A protein in the immune system that is programmed to protect the body from fungal infections is also responsible for worsening the severity of certain autoimmune diseases such as irritable bowel disease (IBS), type 1 diabetes, eczema and other chronic disorders, according to new research from The Australian National. University (ANU) found.
The discovery could pave the way for new and more effective drugs, without the unpleasant side effects of existing treatments. In addition to helping manage serious autoimmune conditions, the discovery could also help treat all types of cancer.
Scientists have discovered a previously unknown function of the protein, known as DECTIN-1, which in its mutated state limits the production of regulatory T cells, or so-called “guardian” cells in the immune system.

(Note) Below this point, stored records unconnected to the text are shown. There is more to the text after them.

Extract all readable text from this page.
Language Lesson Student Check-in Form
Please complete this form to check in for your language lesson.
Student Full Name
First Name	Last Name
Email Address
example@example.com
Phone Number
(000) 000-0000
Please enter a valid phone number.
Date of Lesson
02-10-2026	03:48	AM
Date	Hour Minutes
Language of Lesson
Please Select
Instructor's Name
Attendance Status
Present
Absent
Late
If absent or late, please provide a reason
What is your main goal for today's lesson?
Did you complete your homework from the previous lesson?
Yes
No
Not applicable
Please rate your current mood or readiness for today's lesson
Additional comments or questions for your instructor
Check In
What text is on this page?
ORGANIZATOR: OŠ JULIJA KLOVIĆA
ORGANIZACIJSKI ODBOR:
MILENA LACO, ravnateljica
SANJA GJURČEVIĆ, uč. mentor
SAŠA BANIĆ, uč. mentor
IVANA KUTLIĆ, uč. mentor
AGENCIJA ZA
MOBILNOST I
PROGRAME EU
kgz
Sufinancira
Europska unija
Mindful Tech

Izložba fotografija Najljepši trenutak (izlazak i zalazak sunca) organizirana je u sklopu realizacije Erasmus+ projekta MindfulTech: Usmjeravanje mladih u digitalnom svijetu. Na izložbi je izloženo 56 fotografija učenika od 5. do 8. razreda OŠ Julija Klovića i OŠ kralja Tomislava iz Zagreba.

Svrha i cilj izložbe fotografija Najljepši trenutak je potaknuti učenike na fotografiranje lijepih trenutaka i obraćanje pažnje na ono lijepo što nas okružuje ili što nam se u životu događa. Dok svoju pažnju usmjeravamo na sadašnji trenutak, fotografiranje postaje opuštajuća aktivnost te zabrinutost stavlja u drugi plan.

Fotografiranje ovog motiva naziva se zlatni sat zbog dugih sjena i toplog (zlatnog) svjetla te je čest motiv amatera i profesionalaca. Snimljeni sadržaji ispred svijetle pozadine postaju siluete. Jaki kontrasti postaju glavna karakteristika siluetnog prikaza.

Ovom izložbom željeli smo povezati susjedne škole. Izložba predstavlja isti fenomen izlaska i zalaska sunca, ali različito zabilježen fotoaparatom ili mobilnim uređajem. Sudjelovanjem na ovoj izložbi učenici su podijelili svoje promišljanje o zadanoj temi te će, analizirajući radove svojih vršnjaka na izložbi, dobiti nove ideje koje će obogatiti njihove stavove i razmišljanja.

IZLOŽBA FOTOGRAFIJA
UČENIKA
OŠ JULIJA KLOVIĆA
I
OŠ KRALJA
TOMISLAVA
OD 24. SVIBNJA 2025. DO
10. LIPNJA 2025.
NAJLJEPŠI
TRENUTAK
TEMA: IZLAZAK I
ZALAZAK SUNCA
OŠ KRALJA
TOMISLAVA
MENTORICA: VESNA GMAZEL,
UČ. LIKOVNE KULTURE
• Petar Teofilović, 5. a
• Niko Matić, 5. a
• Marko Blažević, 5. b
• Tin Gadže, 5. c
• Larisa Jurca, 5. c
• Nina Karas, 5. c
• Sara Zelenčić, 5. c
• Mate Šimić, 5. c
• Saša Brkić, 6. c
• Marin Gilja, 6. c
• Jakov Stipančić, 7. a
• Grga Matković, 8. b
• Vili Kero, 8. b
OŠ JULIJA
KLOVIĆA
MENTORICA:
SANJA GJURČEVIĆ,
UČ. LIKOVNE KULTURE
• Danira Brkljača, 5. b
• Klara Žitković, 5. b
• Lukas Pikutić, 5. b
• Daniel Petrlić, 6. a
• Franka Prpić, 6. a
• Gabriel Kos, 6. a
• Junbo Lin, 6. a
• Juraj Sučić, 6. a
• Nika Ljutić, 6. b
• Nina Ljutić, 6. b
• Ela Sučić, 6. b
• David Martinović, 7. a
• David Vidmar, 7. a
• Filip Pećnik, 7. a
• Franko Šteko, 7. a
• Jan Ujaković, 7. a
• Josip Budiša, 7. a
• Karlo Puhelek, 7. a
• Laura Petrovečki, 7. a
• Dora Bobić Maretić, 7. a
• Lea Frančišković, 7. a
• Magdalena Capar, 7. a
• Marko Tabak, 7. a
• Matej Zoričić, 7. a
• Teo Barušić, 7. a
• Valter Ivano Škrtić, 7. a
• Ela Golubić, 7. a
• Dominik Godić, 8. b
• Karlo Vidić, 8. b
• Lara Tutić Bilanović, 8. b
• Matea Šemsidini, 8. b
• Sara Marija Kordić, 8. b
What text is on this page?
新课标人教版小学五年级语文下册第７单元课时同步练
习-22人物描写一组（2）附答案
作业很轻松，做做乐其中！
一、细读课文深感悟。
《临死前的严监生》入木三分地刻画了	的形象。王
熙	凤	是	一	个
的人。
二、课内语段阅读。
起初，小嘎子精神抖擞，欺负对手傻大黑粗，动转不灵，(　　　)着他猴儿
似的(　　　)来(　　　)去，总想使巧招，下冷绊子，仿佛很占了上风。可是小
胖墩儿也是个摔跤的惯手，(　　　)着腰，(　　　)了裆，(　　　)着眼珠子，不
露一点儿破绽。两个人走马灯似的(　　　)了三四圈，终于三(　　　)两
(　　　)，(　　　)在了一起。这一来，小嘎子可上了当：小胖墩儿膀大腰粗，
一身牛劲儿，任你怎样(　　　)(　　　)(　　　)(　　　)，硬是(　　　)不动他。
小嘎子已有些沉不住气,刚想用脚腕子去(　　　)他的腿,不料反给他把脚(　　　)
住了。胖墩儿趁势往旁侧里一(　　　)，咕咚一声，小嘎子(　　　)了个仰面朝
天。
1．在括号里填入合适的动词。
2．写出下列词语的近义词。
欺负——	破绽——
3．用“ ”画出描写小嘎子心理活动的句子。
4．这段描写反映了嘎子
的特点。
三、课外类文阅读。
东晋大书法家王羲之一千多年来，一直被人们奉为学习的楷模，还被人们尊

These guard cells are crucial in preventing autoimmune disease because they suppress the effects of an overactive immune system, which can be extremely dangerous if not properly regulated.
The immune system is designed to protect the body from infection, but in severe cases it becomes overactive and turns the body’s natural defenses against it.
“When this happens, the immune system mistakes healthy cells as a threat, so it attacks the body and promotes the onset of autoimmune disease,” said lead author Dr Cynthia Turnbull, from ANU.
“Although the DECTIN-1 protein helps fight fungal infections, in its mutated state it is also responsible for worsening severe autoimmune disease.
“Understanding how and why the mutated version of this protein causes autoimmunity in patients brings us one step closer to developing more effective drugs and offers new hope to more than a million Australians suffering from some form of autoimmune disease.”
Scientists believe they can control the immune system by turning the DECTIN-1 protein on and off, like a light switch.
“Activating the protein would reduce the intensity of the immune system’s defense response which would help treat conditions such as autoimmune disease,” said Professor Carola Vinuesa, from the Francis Crick Institute.
“On the other hand, deactivating the protein could boost the immune system, sending its defense mechanisms into overdrive and allowing the body to treat a whole different set of diseases.
“The findings are exciting because there haven’t been many discoveries of so-called modifier proteins like DECTIN-1, which can change the way the immune system behaves to the extent that it can either cause disease or prevent it.
According to Dr Turnbull, this means DECTIN-1 could play a key role in cancer treatment.
“Cancer cells can disguise themselves by releasing certain proteins and chemicals into the body that essentially make them invisible to the immune system’s natural defenses,” he said.
“We believe that by using drugs to disable the DECTIN-1 protein, in combination with existing treatments, we can activate the immune system and help it to locate and attack cancer cells.”
Current treatments for autoimmune disease are not very effective and have many harmful side effects. This is because the majority of existing treatments suppress the entire immune system rather than targeting a specific area.
“This means it may not fix the exact problem behind the patient’s disease and could inadvertently make them vulnerable to infections. Many people on these types of treatments also get bacterial, fungal and viral infections that can worsen their autoimmunity. “, Professor Vinuesa said.
By examining the DNA of a Spanish family, researchers discovered that the DECTIN-1 mutation was responsible for worsening the severity of a chronic autoimmune disease suffered by the family’s only child.
“We found that the family also carried a mutated version of another immune system protein known as CTLA-4. The CTLA-4 mutation prevents sentinel cells from working properly and is known to cause severe autoimmune disease in about 60 to 70 percent of people who carry it in their DNA,” said Dr Pablo Canete, from the University of Queensland.
“Surprisingly, the remaining 30 to 40 percent of the population that carries this mutated protein does not develop disease.
“We discovered the only child in the family had both the DECTIN-1 mutation and the CTLA4 mutation, while his parents had only one of each. This helped us determine why the child, now in his twenties, was the only person in the family to develop severe autoimmune disease, ending a 20-year mystery behind the cause of his illness.
“By discovering the existence of mutated versions of modifier proteins like DECTIN-1, we finally have an explanation for why some people develop severe autoimmune diseases while others do not, even if they inherit gene mutations passed down from family members.”